2007-02-21

Steve Jobs Has Guts

This makes me even happier to be a Mac owner/user.

In a speech on Friday, the chief executive officer of Apple and Disney honcho declared: "I believe that what's wrong with our schools in this nation is that they have become unionized in the worst possible way."

The problem with unionization, Mr. Jobs argued, is that it has constrained schools from attracting and retaining the best teachers and from dismissing the less effective ones. This, in turn, deters quality people from seeking to become principals and superintendents. "What kind of person could you get to run a small business if you told them that when they came in they couldn't get rid of people that they thought weren't any good?
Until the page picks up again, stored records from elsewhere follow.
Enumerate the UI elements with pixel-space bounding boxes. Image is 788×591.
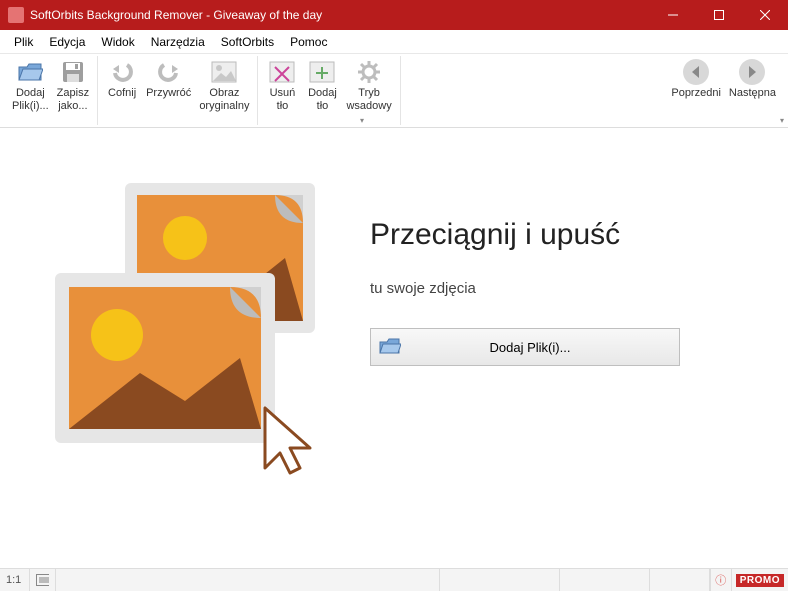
next-button[interactable]: Następna: [725, 56, 780, 125]
add-bg-icon: [308, 58, 336, 86]
statusbar: 1:1 ⓘ PROMO: [0, 568, 788, 591]
window-title: SoftOrbits Background Remover - Giveaway…: [30, 8, 650, 22]
original-image-button[interactable]: Obraz oryginalny: [195, 56, 253, 125]
gear-icon: [355, 58, 383, 86]
folder-open-icon: [16, 58, 44, 86]
redo-button[interactable]: Przywróć: [142, 56, 195, 125]
undo-button[interactable]: Cofnij: [102, 56, 142, 125]
save-as-button[interactable]: Zapisz jako...: [53, 56, 93, 125]
info-button[interactable]: ⓘ: [710, 569, 732, 591]
toolbar-group-edit: Cofnij Przywróć Obraz oryginalny: [98, 56, 258, 125]
app-icon: [8, 7, 24, 23]
arrow-right-icon: [738, 58, 766, 86]
prev-button[interactable]: Poprzedni: [667, 56, 725, 125]
arrow-left-icon: [682, 58, 710, 86]
fit-screen-button[interactable]: [30, 569, 56, 591]
menu-help[interactable]: Pomoc: [282, 33, 335, 51]
menu-file[interactable]: Plik: [6, 33, 41, 51]
add-files-main-button[interactable]: Dodaj Plik(i)...: [370, 328, 680, 366]
drop-heading: Przeciągnij i upuść: [370, 218, 620, 252]
maximize-button[interactable]: [696, 0, 742, 30]
folder-open-icon: [379, 337, 401, 358]
add-files-button[interactable]: Dodaj Plik(i)...: [8, 56, 53, 125]
toolbar-group-file: Dodaj Plik(i)... Zapisz jako...: [4, 56, 98, 125]
info-icon: ⓘ: [715, 572, 726, 588]
menu-edit[interactable]: Edycja: [41, 33, 93, 51]
menu-view[interactable]: Widok: [93, 33, 142, 51]
batch-button[interactable]: Tryb wsadowy: [342, 56, 395, 125]
status-spacer: [56, 569, 440, 591]
promo-badge[interactable]: PROMO: [736, 574, 784, 587]
window-controls: [650, 0, 788, 30]
close-button[interactable]: [742, 0, 788, 30]
menubar: Plik Edycja Widok Narzędzia SoftOrbits P…: [0, 30, 788, 54]
status-cell: [650, 569, 710, 591]
remove-bg-icon: [268, 58, 296, 86]
save-icon: [59, 58, 87, 86]
minimize-button[interactable]: [650, 0, 696, 30]
drop-illustration-icon: [55, 173, 355, 473]
toolbar: Dodaj Plik(i)... Zapisz jako... Cofnij P…: [0, 54, 788, 128]
menu-softorbits[interactable]: SoftOrbits: [213, 33, 282, 51]
image-icon: [210, 58, 238, 86]
drop-subheading: tu swoje zdjęcia: [370, 280, 620, 297]
redo-icon: [155, 58, 183, 86]
fit-icon: [36, 574, 49, 586]
add-files-main-label: Dodaj Plik(i)...: [409, 340, 679, 355]
drop-text: Przeciągnij i upuść tu swoje zdjęcia: [370, 218, 620, 297]
status-cell: [440, 569, 560, 591]
toolbar-group-bg: Usuń tło Dodaj tło Tryb wsadowy: [258, 56, 400, 125]
overflow-chevron-icon[interactable]: ▾: [360, 116, 364, 125]
overflow-chevron-icon[interactable]: ▾: [780, 116, 784, 125]
add-bg-button[interactable]: Dodaj tło: [302, 56, 342, 125]
undo-icon: [108, 58, 136, 86]
zoom-level[interactable]: 1:1: [0, 569, 30, 591]
toolbar-group-nav: Poprzedni Następna: [663, 56, 784, 125]
status-cell: [560, 569, 650, 591]
titlebar: SoftOrbits Background Remover - Giveaway…: [0, 0, 788, 30]
main-canvas[interactable]: Przeciągnij i upuść tu swoje zdjęcia Dod…: [0, 128, 788, 568]
remove-bg-button[interactable]: Usuń tło: [262, 56, 302, 125]
menu-tools[interactable]: Narzędzia: [143, 33, 213, 51]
Not really great ones because if you're really smart you go, ‘I can't win,'" Mr. Jobs said. He concluded by saying, "This unionization and lifetime employment of K-12 teachers is off-the-charts crazy."

1 comment:

Paul Hue said...

Six: I agree that this is a problem, and that Jobs has guts for stating it. However, I don't place it near the top of the list (though this perhaps renders impossible the other changes that I see as more important).

The worst problems are:

1. Teachers lack degrees in authentic intellectual subjects. Fix: require all teachers to have "real" university degrees.
2. The curricula reflects the intellectual poverty of the teachers: lots of "electives" and fluff time. Fix: Basics-only curricula, with "trade schools" available for teen students who lack interest in obtaining a "high school" eduction.
3. Compulsory attendance, even for refractory students. Fix: day care holding pens for refractory students to goof-off all day, with option to attend classes at those sites to earn their way back into schools.
4. High schools used as sports entertainment franchises. Fix: move all competitive sports to nearby rec centers.
5. School sizes increase as the grades increase. For example, elementary schools are small, and correctly sized. Middle schools are larger, and high schools have become unmanageably gargantuan. This serves only two goals, neither of which is optimal academic progress: Fielding better sports teams (the bigger the student body, the better quality athletes you get in the fraction who qualify for varsity squads) and enabling more fluffy electives to accommodate uneducated teachers. Fix: after eliminating electives and interscholastic sports, this enables us to restrict the sizes of all schools to those of elementary schools.

If government schools implemented these changes, we could obtain excellence even with unionized workers and without school vouchers I believe. The problem is: without vouchers and with govt teachers all unionized, are any of the above changes possible? Perhaps only vouchers can facilitate any of the above changes.